Mrs. Lee says the prognosis is good for her son to return to school.
“He was a freshman at West Essex during his illness where he received wonderful support from his guidance counselor and tutors,” she said. In September, he will be a sophomore at Seton Hall Prep in West Orange.
“He’s been amazing,” she said, noting he plays guitar and writes music. “He’s written six songs and a lot of it is about the pain and about his experience,” she said.
One of the concerns the Savinos and the Lees have is to educate not only the public about this condition, but also the coaches and teachers.
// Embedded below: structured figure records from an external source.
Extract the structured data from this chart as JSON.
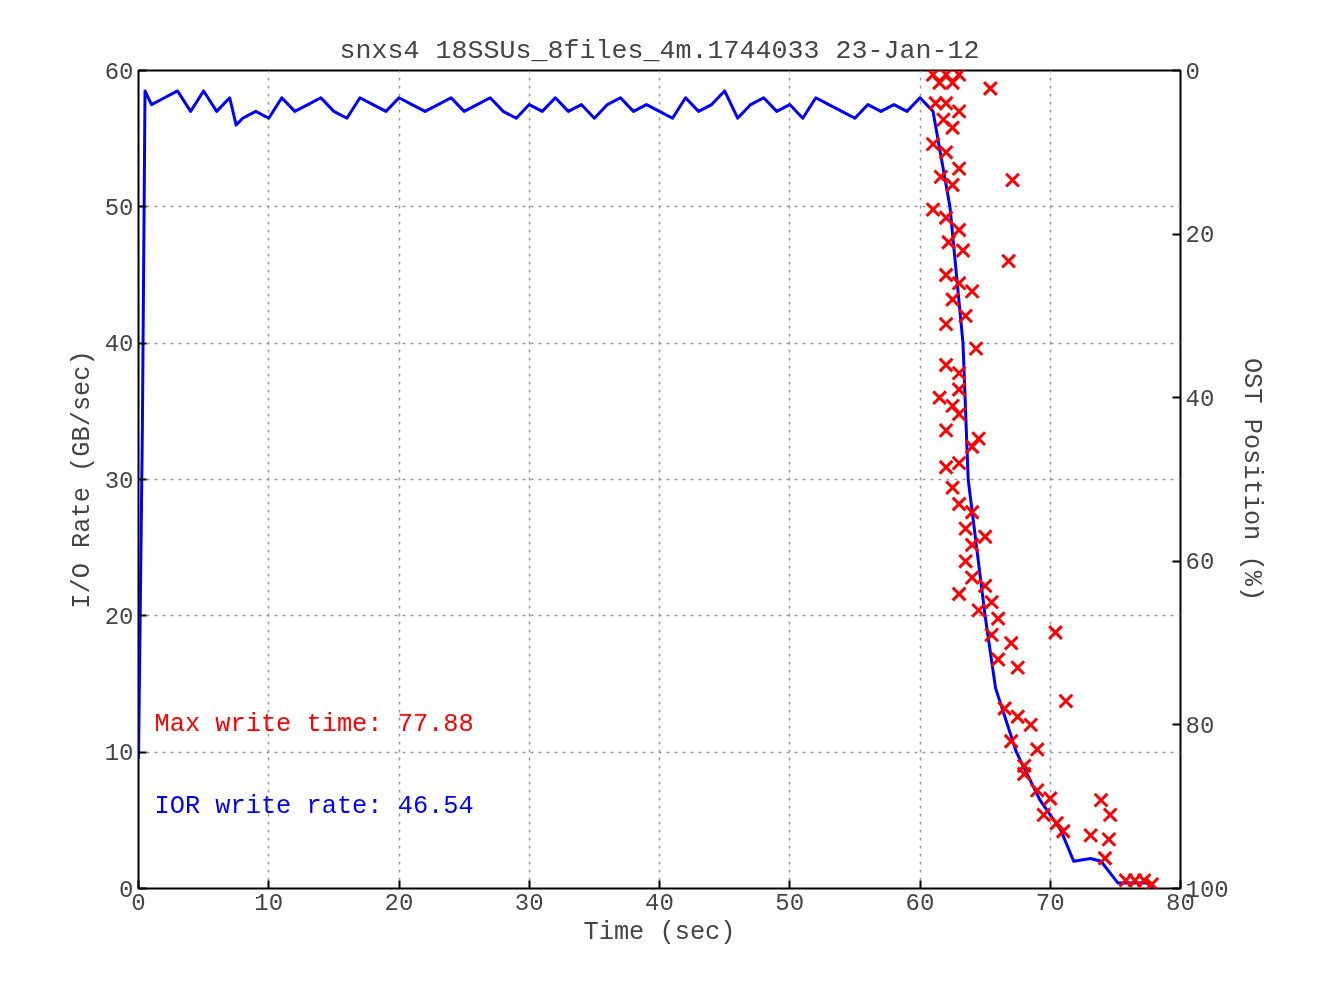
{
  "chart_data": {
    "type": "line",
    "title": "snxs4 18SSUs_8files_4m.1744033 23-Jan-12",
    "xlabel": "Time (sec)",
    "ylabel": "I/O Rate (GB/sec)",
    "y2label": "OST Position (%)",
    "xlim": [
      0,
      80
    ],
    "xticks": [
      0,
      10,
      20,
      30,
      40,
      50,
      60,
      70,
      80
    ],
    "ylim": [
      0,
      60
    ],
    "yticks": [
      0,
      10,
      20,
      30,
      40,
      50,
      60
    ],
    "y2lim": [
      100,
      0
    ],
    "y2ticks": [
      0,
      20,
      40,
      60,
      80,
      100
    ],
    "grid": true,
    "line_style": "solid",
    "annotations": [
      "Max write time: 77.88",
      "IOR write rate: 46.54"
    ],
    "series": [
      {
        "color": "#0000ff",
        "x": [
          0,
          0.3,
          0.5,
          1,
          2,
          3,
          4,
          5,
          6,
          7,
          7.5,
          8,
          9,
          10,
          11,
          12,
          13,
          14,
          15,
          16,
          17,
          18,
          19,
          20,
          21,
          22,
          23,
          24,
          25,
          26,
          27,
          28,
          29,
          30,
          31,
          32,
          33,
          34,
          35,
          36,
          37,
          38,
          39,
          40,
          41,
          42,
          43,
          44,
          45,
          46,
          47,
          48,
          49,
          50,
          51,
          52,
          53,
          54,
          55,
          56,
          57,
          58,
          59,
          60,
          61,
          62.3,
          63.3,
          63.7,
          65,
          65.8,
          67.4,
          69.2,
          70.8,
          71.8,
          73.1,
          73.9,
          75.2,
          77.7,
          77.9
        ],
        "values": [
          9.5,
          34,
          58.5,
          57.5,
          58,
          58.5,
          57,
          58.5,
          57,
          58,
          56,
          56.5,
          57,
          56.5,
          58,
          57,
          57.5,
          58,
          57,
          56.5,
          58,
          57.5,
          57,
          58,
          57.5,
          57,
          57.5,
          58,
          57,
          57.5,
          58,
          57,
          56.5,
          57.5,
          57,
          58,
          57,
          57.5,
          56.5,
          57.5,
          58,
          57,
          57.5,
          57,
          56.5,
          58,
          57,
          57.5,
          58.5,
          56.5,
          57.5,
          58,
          57,
          57.5,
          56.5,
          58,
          57.5,
          57,
          56.5,
          57.5,
          57,
          57.5,
          57,
          58,
          57,
          50,
          40,
          30,
          20,
          14.7,
          10,
          6.5,
          4.3,
          2,
          2.2,
          2,
          0.4,
          0.4,
          0
        ]
      },
      {
        "type": "scatter",
        "axis": "y2",
        "marker": "cross",
        "color": "#ff0000",
        "x": [
          61,
          62,
          63,
          61.5,
          62.5,
          65.4,
          61.2,
          62,
          63,
          61.8,
          62.5,
          61,
          62,
          63,
          61.6,
          62.5,
          67.1,
          61,
          62,
          63,
          62.2,
          63.3,
          66.8,
          62,
          63,
          62.5,
          64,
          63.5,
          62,
          64.3,
          62,
          63,
          61.5,
          63,
          62.5,
          63,
          62,
          64,
          63,
          62,
          64.5,
          62.5,
          63,
          64,
          63.5,
          65,
          64,
          63.5,
          64,
          65,
          63,
          64.5,
          65.5,
          66,
          65.5,
          67,
          66,
          67.5,
          70.4,
          71.2,
          66.5,
          67.5,
          68.5,
          67,
          69,
          68,
          68,
          69,
          70,
          69.5,
          70.5,
          71,
          73.9,
          74.6,
          73.1,
          74.5,
          74.2,
          75.8,
          76.5,
          77.2,
          77.8
        ],
        "values": [
          0.5,
          0.5,
          0.5,
          1.5,
          1.5,
          2.2,
          4,
          4,
          5,
          6,
          7,
          9,
          10,
          12,
          13,
          14,
          13.4,
          17,
          18,
          19.5,
          21,
          22,
          23.3,
          25,
          26,
          28,
          27,
          30,
          31,
          34,
          36,
          37,
          40,
          39,
          41,
          42,
          44,
          46,
          48,
          48.5,
          45,
          51,
          53,
          54,
          56,
          57,
          58,
          60,
          62,
          63,
          64,
          66,
          65,
          67,
          69,
          70,
          72,
          73,
          68.7,
          77.1,
          78,
          79,
          80,
          82,
          83,
          85,
          86,
          88,
          89,
          91,
          92,
          93,
          89.2,
          91,
          93.5,
          94,
          96.3,
          99,
          99,
          99,
          99.5
        ]
      }
    ]
  }
}
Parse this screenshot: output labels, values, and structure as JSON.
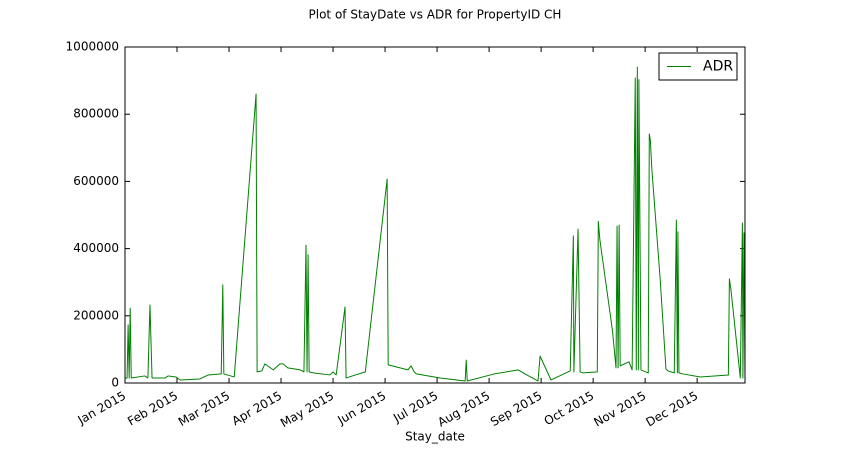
{
  "chart_data": {
    "type": "line",
    "title": "Plot of StayDate vs ADR for PropertyID CH",
    "x_label": "Stay_date",
    "x": [
      0.0,
      0.04,
      0.06,
      0.08,
      0.1,
      0.12,
      0.38,
      0.44,
      0.48,
      0.52,
      0.77,
      0.83,
      0.98,
      1.06,
      1.44,
      1.6,
      1.85,
      1.88,
      1.9,
      2.1,
      2.52,
      2.54,
      2.63,
      2.69,
      2.85,
      2.98,
      3.04,
      3.13,
      3.37,
      3.44,
      3.48,
      3.5,
      3.52,
      3.54,
      3.62,
      3.94,
      4.0,
      4.06,
      4.23,
      4.25,
      4.62,
      5.04,
      5.06,
      5.44,
      5.5,
      5.56,
      5.6,
      6.06,
      6.54,
      6.56,
      6.58,
      7.1,
      7.56,
      7.69,
      7.94,
      7.98,
      8.19,
      8.56,
      8.62,
      8.63,
      8.71,
      8.75,
      8.81,
      9.08,
      9.1,
      9.13,
      9.37,
      9.44,
      9.46,
      9.48,
      9.5,
      9.52,
      9.69,
      9.75,
      9.81,
      9.83,
      9.85,
      9.87,
      9.88,
      9.92,
      10.06,
      10.08,
      10.1,
      10.13,
      10.29,
      10.4,
      10.44,
      10.56,
      10.6,
      10.62,
      10.63,
      10.65,
      10.73,
      11.06,
      11.6,
      11.62,
      11.65,
      11.83,
      11.87,
      11.88,
      11.9,
      11.92
    ],
    "series": [
      {
        "name": "ADR",
        "color": "#008000",
        "values": [
          15000,
          15000,
          173000,
          15000,
          223000,
          15000,
          21000,
          15000,
          232000,
          15000,
          15000,
          21000,
          18000,
          9000,
          12000,
          24000,
          27000,
          292000,
          27000,
          18000,
          860000,
          33000,
          36000,
          57000,
          39000,
          57000,
          57000,
          45000,
          39000,
          33000,
          410000,
          33000,
          382000,
          33000,
          30000,
          24000,
          33000,
          24000,
          226000,
          15000,
          33000,
          607000,
          54000,
          39000,
          51000,
          33000,
          27000,
          15000,
          6000,
          68000,
          6000,
          27000,
          39000,
          27000,
          6000,
          80000,
          9000,
          36000,
          438000,
          33000,
          458000,
          33000,
          30000,
          33000,
          481000,
          426000,
          158000,
          45000,
          467000,
          45000,
          470000,
          51000,
          63000,
          39000,
          908000,
          39000,
          940000,
          39000,
          903000,
          39000,
          30000,
          741000,
          723000,
          634000,
          307000,
          42000,
          36000,
          30000,
          485000,
          30000,
          450000,
          30000,
          27000,
          18000,
          24000,
          310000,
          277000,
          15000,
          476000,
          15000,
          447000,
          15000
        ]
      }
    ],
    "xlim": [
      0,
      11.92
    ],
    "xticks": [
      {
        "value": 0,
        "label": "Jan 2015"
      },
      {
        "value": 1,
        "label": "Feb 2015"
      },
      {
        "value": 2,
        "label": "Mar 2015"
      },
      {
        "value": 3,
        "label": "Apr 2015"
      },
      {
        "value": 4,
        "label": "May 2015"
      },
      {
        "value": 5,
        "label": "Jun 2015"
      },
      {
        "value": 6,
        "label": "Jul 2015"
      },
      {
        "value": 7,
        "label": "Aug 2015"
      },
      {
        "value": 8,
        "label": "Sep 2015"
      },
      {
        "value": 9,
        "label": "Oct 2015"
      },
      {
        "value": 10,
        "label": "Nov 2015"
      },
      {
        "value": 11,
        "label": "Dec 2015"
      }
    ],
    "ylim": [
      0,
      1000000
    ],
    "yticks": [
      0,
      200000,
      400000,
      600000,
      800000,
      1000000
    ],
    "legend": "upper right",
    "grid": false
  }
}
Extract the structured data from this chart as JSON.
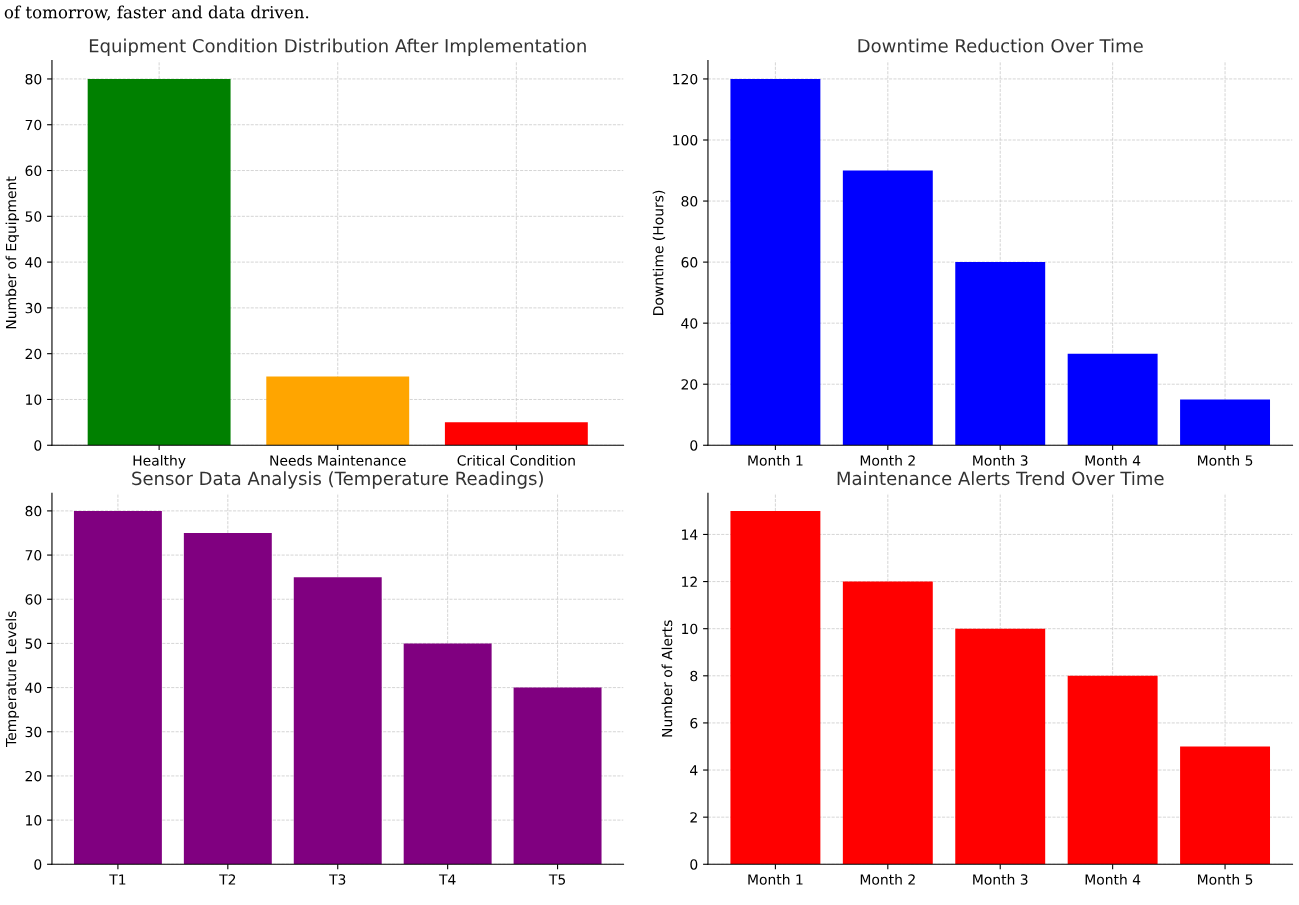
{
  "chart_data": [
    {
      "type": "bar",
      "title": "Equipment Condition Distribution After Implementation",
      "ylabel": "Number of Equipment",
      "categories": [
        "Healthy",
        "Needs Maintenance",
        "Critical Condition"
      ],
      "values": [
        80,
        15,
        5
      ],
      "colors": [
        "#008000",
        "#ffa500",
        "#ff0000"
      ],
      "ylim": [
        0,
        84
      ],
      "yticks": [
        0,
        10,
        20,
        30,
        40,
        50,
        60,
        70,
        80
      ],
      "grid": true,
      "annotations": [
        "of tomorrow, faster and data driven."
      ]
    },
    {
      "type": "bar",
      "title": "Downtime Reduction Over Time",
      "ylabel": "Downtime (Hours)",
      "categories": [
        "Month 1",
        "Month 2",
        "Month 3",
        "Month 4",
        "Month 5"
      ],
      "values": [
        120,
        90,
        60,
        30,
        15
      ],
      "color": "#0000ff",
      "ylim": [
        0,
        126
      ],
      "yticks": [
        0,
        20,
        40,
        60,
        80,
        100,
        120
      ],
      "grid": true
    },
    {
      "type": "bar",
      "title": "Sensor Data Analysis (Temperature Readings)",
      "ylabel": "Temperature Levels",
      "categories": [
        "T1",
        "T2",
        "T3",
        "T4",
        "T5"
      ],
      "values": [
        80,
        75,
        65,
        50,
        40
      ],
      "color": "#800080",
      "ylim": [
        0,
        84
      ],
      "yticks": [
        0,
        10,
        20,
        30,
        40,
        50,
        60,
        70,
        80
      ],
      "grid": true
    },
    {
      "type": "bar",
      "title": "Maintenance Alerts Trend Over Time",
      "ylabel": "Number of Alerts",
      "categories": [
        "Month 1",
        "Month 2",
        "Month 3",
        "Month 4",
        "Month 5"
      ],
      "values": [
        15,
        12,
        10,
        8,
        5
      ],
      "color": "#ff0000",
      "ylim": [
        0,
        15.75
      ],
      "yticks": [
        0,
        2,
        4,
        6,
        8,
        10,
        12,
        14
      ],
      "grid": true
    }
  ]
}
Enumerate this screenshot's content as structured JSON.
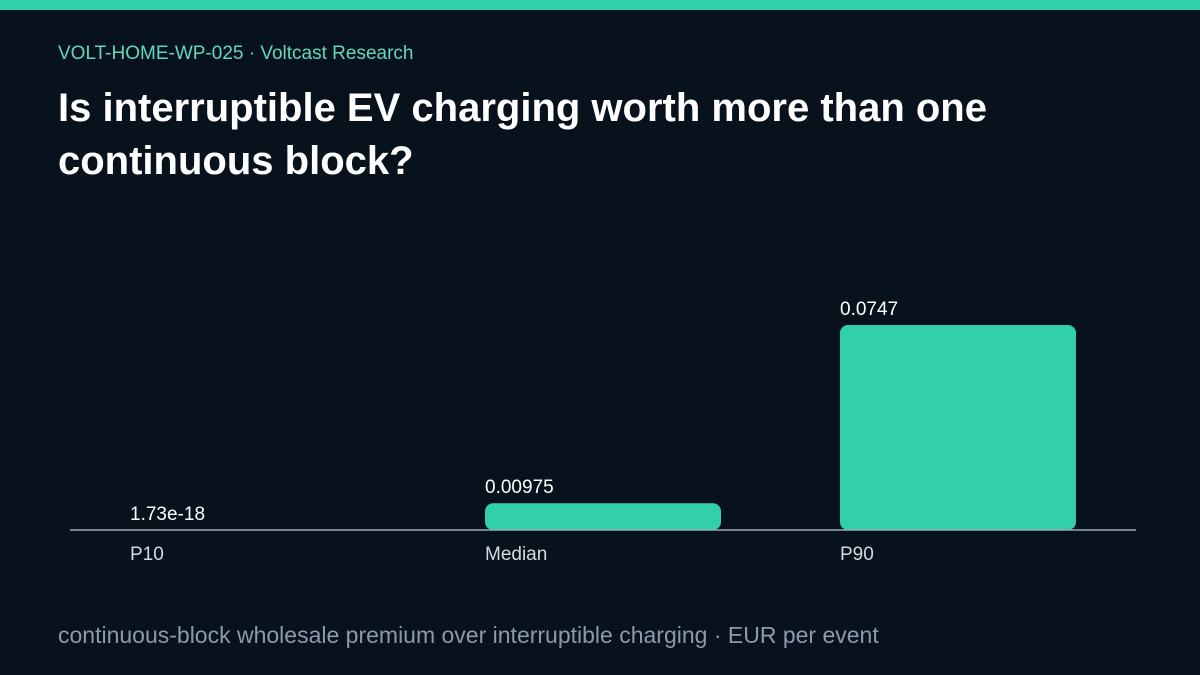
{
  "header": {
    "kicker": "VOLT-HOME-WP-025 · Voltcast Research",
    "title": "Is interruptible EV charging worth more than one continuous block?"
  },
  "caption": "continuous-block wholesale premium over interruptible charging · EUR per event",
  "colors": {
    "accent": "#31d0aa",
    "background": "#08121d",
    "axis": "#9aa7b4"
  },
  "chart_data": {
    "type": "bar",
    "categories": [
      "P10",
      "Median",
      "P90"
    ],
    "values": [
      1.73e-18,
      0.00975,
      0.0747
    ],
    "value_labels": [
      "1.73e-18",
      "0.00975",
      "0.0747"
    ],
    "ylim": [
      0,
      0.0747
    ],
    "grid": false,
    "legend": "none"
  }
}
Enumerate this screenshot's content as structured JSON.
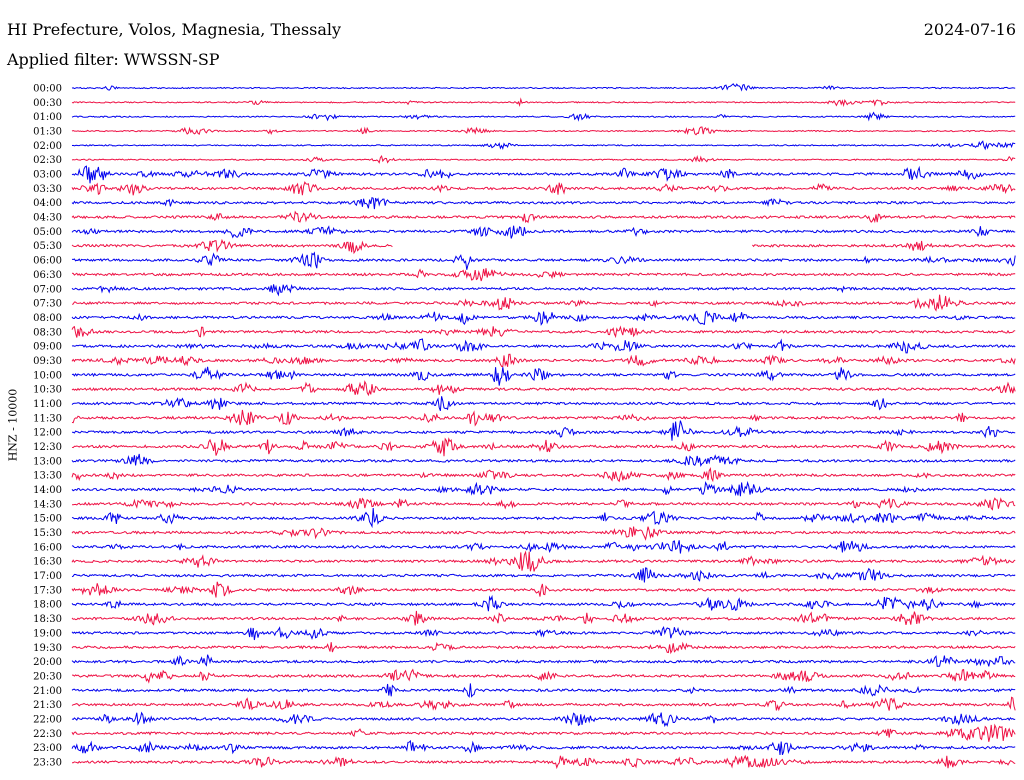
{
  "header": {
    "title": "HI Prefecture, Volos, Magnesia, Thessaly",
    "date": "2024-07-16",
    "filter": "Applied filter: WWSSN-SP"
  },
  "chart_data": {
    "type": "line",
    "ylabel": "HNZ - 10000",
    "colors": {
      "even": "#0000ee",
      "odd": "#ee1144"
    },
    "rows": [
      {
        "time": "00:00",
        "end": 1
      },
      {
        "time": "00:30",
        "end": 1
      },
      {
        "time": "01:00",
        "end": 1
      },
      {
        "time": "01:30",
        "end": 1
      },
      {
        "time": "02:00",
        "end": 1
      },
      {
        "time": "02:30",
        "end": 1
      },
      {
        "time": "03:00",
        "end": 1
      },
      {
        "time": "03:30",
        "end": 1
      },
      {
        "time": "04:00",
        "end": 1
      },
      {
        "time": "04:30",
        "end": 1
      },
      {
        "time": "05:00",
        "end": 1
      },
      {
        "time": "05:30",
        "end": 1,
        "gap": [
          0.34,
          0.72
        ]
      },
      {
        "time": "06:00",
        "end": 1
      },
      {
        "time": "06:30",
        "end": 1
      },
      {
        "time": "07:00",
        "end": 1
      },
      {
        "time": "07:30",
        "end": 1
      },
      {
        "time": "08:00",
        "end": 1
      },
      {
        "time": "08:30",
        "end": 1
      },
      {
        "time": "09:00",
        "end": 1
      },
      {
        "time": "09:30",
        "end": 1
      },
      {
        "time": "10:00",
        "end": 1
      },
      {
        "time": "10:30",
        "end": 1
      },
      {
        "time": "11:00",
        "end": 1
      },
      {
        "time": "11:30",
        "end": 1
      },
      {
        "time": "12:00",
        "end": 1
      },
      {
        "time": "12:30",
        "end": 1
      },
      {
        "time": "13:00",
        "end": 1
      },
      {
        "time": "13:30",
        "end": 1
      },
      {
        "time": "14:00",
        "end": 1
      },
      {
        "time": "14:30",
        "end": 1
      },
      {
        "time": "15:00",
        "end": 1
      },
      {
        "time": "15:30",
        "end": 1
      },
      {
        "time": "16:00",
        "end": 1
      },
      {
        "time": "16:30",
        "end": 1
      },
      {
        "time": "17:00",
        "end": 1
      },
      {
        "time": "17:30",
        "end": 1
      },
      {
        "time": "18:00",
        "end": 1
      },
      {
        "time": "18:30",
        "end": 1
      },
      {
        "time": "19:00",
        "end": 1
      },
      {
        "time": "19:30",
        "end": 1
      },
      {
        "time": "20:00",
        "end": 1
      },
      {
        "time": "20:30",
        "end": 1
      },
      {
        "time": "21:00",
        "end": 1
      },
      {
        "time": "21:30",
        "end": 1
      },
      {
        "time": "22:00",
        "end": 1
      },
      {
        "time": "22:30",
        "end": 1
      },
      {
        "time": "23:00",
        "end": 1
      },
      {
        "time": "23:30",
        "end": 1
      }
    ]
  }
}
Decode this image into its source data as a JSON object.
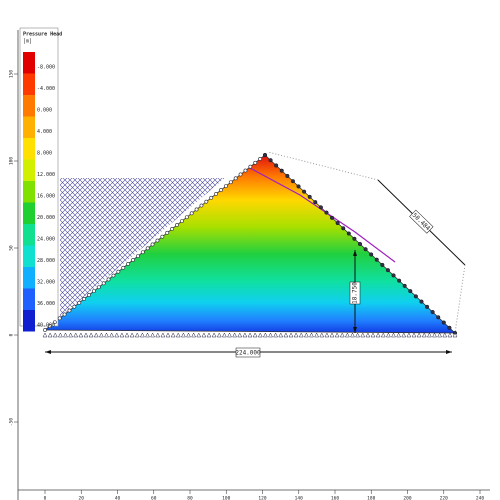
{
  "legend": {
    "title": "Pressure Head",
    "unit": "[m]",
    "labels": [
      "-8.000",
      "-4.000",
      "0.000",
      "4.000",
      "8.000",
      "12.000",
      "16.000",
      "20.000",
      "24.000",
      "28.000",
      "32.000",
      "36.000",
      "40.000"
    ]
  },
  "dimensions": {
    "base": "224.000",
    "height": "18.750",
    "slope": "50.484"
  },
  "axes": {
    "x_ticks": [
      0,
      20,
      40,
      60,
      80,
      100,
      120,
      140,
      160,
      180,
      200,
      220,
      240
    ],
    "y_ticks": [
      150,
      100,
      50,
      0,
      -50
    ]
  }
}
Too often, they say, coaches and even parents, push student athletes to “play through pain,” ignoring the warning signs of a possible serious injury or, as in the case of RSD/CRPS, a devastating condition that can result in lifelong disability.
Mrs. Lee said athletic departments especially need to be aware of the condition and know what to look for. She speculated that keeping an injury in a cast for too long might lead to developing RSD.
While Amy Savino does not expect to be able to play any sports for the foreseeable future, her mother says “With aggressive treatment and her rugged determination, hopefully, she’ll return to some of the activities that she loves.”
Near-term plans are for her to return to school on a consistent basis and to attend college.
In January, this year Gov. Jon Corzine signed a bill mandating increase awareness and education of RSD/CRPS within the medical community. The condition is now being recognized and diagnosed more frequently, the first step in its effective management.
Because RSD or CRSP affects different people in different ways it’s hard to tell people what to be on the look out for, Rosie Savino says.
“But if you have a sprain or something and it lasts a long time or if the doctor says it hurts more than it should, get it checked out, or if you start twitching,” she said.
It’s important to ask doctors to consider the possibility of RSD and check it out, Mrs. Savino says.
“The worst that can happen is you’re wrong.”